Educational Gain: Beyond the rhetoric

 

Prem Kumar & Clare Ray


The point of a university education has always been to help students reach their full potential and become well-rounded individuals prepared to make meaningful contributions to their communities and the world. But how do we achieve that if, in the words of Sonal Minocha, our present undergraduate programmes are often ‘dominated with coping with the present and, at worst, the past’. Do we believe that by measuring improvement in highly predictable assessments, we are also determining the acquisition of complex graduate outcomes and attributes? This is, at best, a confusion of simultaneity with causality. In other words, might it be that our best students succeed despite us, whilst our weakest students fail because of us? With a falling demand for university places among school-leavers and a rapidly increasing demand for industrial and professional apprenticeships coupled to the dropping of any requirement of degree classes or even A-level results from the application forms of several significant employers, has there ever been a more critical time for us to reappraise our mission.

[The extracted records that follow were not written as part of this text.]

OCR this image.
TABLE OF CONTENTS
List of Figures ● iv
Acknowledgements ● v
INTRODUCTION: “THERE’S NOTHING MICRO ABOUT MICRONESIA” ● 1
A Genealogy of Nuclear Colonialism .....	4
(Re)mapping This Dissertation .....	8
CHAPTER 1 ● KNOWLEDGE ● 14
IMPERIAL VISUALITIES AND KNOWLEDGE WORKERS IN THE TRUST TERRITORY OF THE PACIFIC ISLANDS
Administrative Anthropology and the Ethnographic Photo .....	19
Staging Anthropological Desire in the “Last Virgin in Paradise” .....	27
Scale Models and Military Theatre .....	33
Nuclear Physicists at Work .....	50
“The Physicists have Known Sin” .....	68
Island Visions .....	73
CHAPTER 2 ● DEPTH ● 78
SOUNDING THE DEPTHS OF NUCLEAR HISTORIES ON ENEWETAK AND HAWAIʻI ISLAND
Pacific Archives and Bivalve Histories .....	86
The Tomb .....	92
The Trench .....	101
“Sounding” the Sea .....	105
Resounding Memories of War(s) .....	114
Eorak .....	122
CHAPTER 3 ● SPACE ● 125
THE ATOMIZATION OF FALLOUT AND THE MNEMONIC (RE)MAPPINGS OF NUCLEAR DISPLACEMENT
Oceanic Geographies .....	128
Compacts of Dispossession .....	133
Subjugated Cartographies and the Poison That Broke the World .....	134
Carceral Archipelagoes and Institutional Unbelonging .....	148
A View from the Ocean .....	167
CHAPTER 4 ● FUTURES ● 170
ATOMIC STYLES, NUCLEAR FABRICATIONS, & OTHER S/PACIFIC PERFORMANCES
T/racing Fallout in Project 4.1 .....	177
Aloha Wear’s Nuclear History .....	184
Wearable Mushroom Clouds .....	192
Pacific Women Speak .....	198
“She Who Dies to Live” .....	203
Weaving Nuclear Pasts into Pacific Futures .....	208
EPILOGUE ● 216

In 1886, Friedrich Nietzsche  stated that ‘Ultimately, it is the desire, not the desired, that we love’ and it is our belief that we should look to (re)engender in our students a desire for learning and adaptability through long-lasting changes in behaviour based upon experience, rather than the desired acquisition of a degree qualification that can simply reward a lack of imagination. Thus, if you are concerned that your students are producing answers that may be indistinguishable from AI-generated ones then you are simply asking the wrong questions. Our conjecture is that measures of desire and adaptability will better determine ‘educational gain’ but, more importantly, will future-proof ‘career-readiness’ in these exciting and data-rich but increasingly uncertain and highly unpredictable AI-times. This interactive, end-of-conference, session will be used to help summarise and distil the key ideas from the day by exploring the concept of what a University education should confer upon a learner and how or even whether that is measurable. The future requires us and our students to be able to undertake rapid learning, unlearning and adaptation. Are we ready? 

 

Clare Ray is a Reader in Widening Participation in Biomedical Education and is the College of Medical and Dental Sciences lead for Outreach and Widening Participation. She leads a range of successful schemes and activities that promote the participation, success and progression of underrepresented groups in Higher Education and Chairs the National Medical Schools Widening Participation Forum. In recognition of this work received the Joseph Chamberlain Award for Educational Advancement, one of four Founders’ Awards made by the University in July 2022. Clare is a cardiovascular and respiratory physiologist and a Principal Fellow of the Higher Education Academy (PFHEA), with teaching responsibilities across many of the Institute of Clinical Sciences’ undergraduate programmes.

 

Clare Ray

 

 

Prem Kumar

Prem Kumar is an Emeritus Professor. 

His research interests are in the field of chemoreception, with a particular emphasis on carotid body and chemotransduction mechanisms in health and disease and in the reflex responses to hypoxia and changes in blood glucose concentrations. He is a key member of the Birmingham Arterial Chemoreceptor and Hypoxia Group.

Between 2012 and 2018 Professor Kumar was the Director of Education for the College of Medical and Dental Sciences and between 2015 and 2021 was the inaugural Director of the Institute of Clinical Sciences. Between 2019 and 2021 he led on the Academic Development Programme workstream that identified the training needs of new academics as part of the Birmingham Academic Career Framework.